FIGURE 2.

SESN2 confers drug resistance to target cells by reducing their sensitivity to chemotherapeutic agents. MG-63 and HOS cells were transfected with control shRNA or SESN2 shRNA, and the knockdown effect was detected by western blot (n = 3) and quantitative real-time PCR (n = 3) (A,B). MG-63 and HOS cells with SESN2 knockdown were treated with Cis (20 μmol/L), Dox (0.2 μg/mL), or Mtx (50 μmol/L) for 24, 48, and 72 h. Cell activity was detected by CCK-8 (C) (n = 3). After treatment for 24 h, apoptotic cells were detected by flow cytometry (D) (n = 3). SESN2 knockdown significantly reduced the number of colony-forming MG-63 cells (E) (n = 3). After MG-63 cells were treated with Cis (20 μmol/L), Dox (0.2 μg/mL) or Mtx (50 μmol/L) for 24 h, the apoptosis of cells transfected with control shRNA or SESN2 shRNA and cultured in the presence or absence of ZVAD-FMK (20 μmol/L) was detected using the Caspase 3 kit (F) (n = 3). The data are presented as the mean ± SD. *p < 0.05 vs. the Control shRNA group.
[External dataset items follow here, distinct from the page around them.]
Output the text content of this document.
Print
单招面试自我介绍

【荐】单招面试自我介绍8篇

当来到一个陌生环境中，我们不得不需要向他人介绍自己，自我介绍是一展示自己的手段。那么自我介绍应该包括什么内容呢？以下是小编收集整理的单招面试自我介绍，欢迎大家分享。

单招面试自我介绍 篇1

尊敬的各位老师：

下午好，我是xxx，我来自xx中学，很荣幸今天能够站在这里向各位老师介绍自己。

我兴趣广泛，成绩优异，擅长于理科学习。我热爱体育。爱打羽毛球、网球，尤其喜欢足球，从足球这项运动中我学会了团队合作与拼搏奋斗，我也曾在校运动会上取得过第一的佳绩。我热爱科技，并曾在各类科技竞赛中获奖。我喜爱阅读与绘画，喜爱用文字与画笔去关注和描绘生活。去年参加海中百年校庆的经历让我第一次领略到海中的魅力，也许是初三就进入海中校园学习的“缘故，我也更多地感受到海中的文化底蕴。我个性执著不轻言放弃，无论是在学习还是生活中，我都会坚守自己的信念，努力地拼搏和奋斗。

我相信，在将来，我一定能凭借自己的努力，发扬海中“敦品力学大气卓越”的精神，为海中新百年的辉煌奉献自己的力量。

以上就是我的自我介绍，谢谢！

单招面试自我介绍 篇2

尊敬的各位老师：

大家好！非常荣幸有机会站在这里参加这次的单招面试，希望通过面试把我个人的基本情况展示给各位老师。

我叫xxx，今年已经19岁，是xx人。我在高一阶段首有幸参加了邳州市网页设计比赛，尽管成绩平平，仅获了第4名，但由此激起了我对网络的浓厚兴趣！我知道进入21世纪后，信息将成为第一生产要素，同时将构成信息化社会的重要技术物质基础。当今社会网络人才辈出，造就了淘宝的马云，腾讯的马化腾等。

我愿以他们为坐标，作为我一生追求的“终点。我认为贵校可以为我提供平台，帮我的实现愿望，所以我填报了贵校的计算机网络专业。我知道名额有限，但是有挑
The expression of SESN2 after transfection of a plasmid carrying the SESN2 gene was evaluated by western blot (G) (n = 3). MG-63 and HOS cells overexpressing SESN2 as well as their corredsponding control cells were treated with Cis (20 μmol/L), Dox (0.2 μg/mL), or Mtx (50 μmol/L). Cell viability and apoptosis were detected by CCK-8 (H) (n = 3) and flow cytometry (I) (n = 3), respectively. SESN2 increases the number of colony-forming units of HOS cells (J) (n = 3). Cleaved and total PARP in SESN2-overexpressing and control HOS cells were analysed by western blot (K) (n = 3). The data are presented as the mean ± SD. *p < 0.05 vs. the pHBLV control group.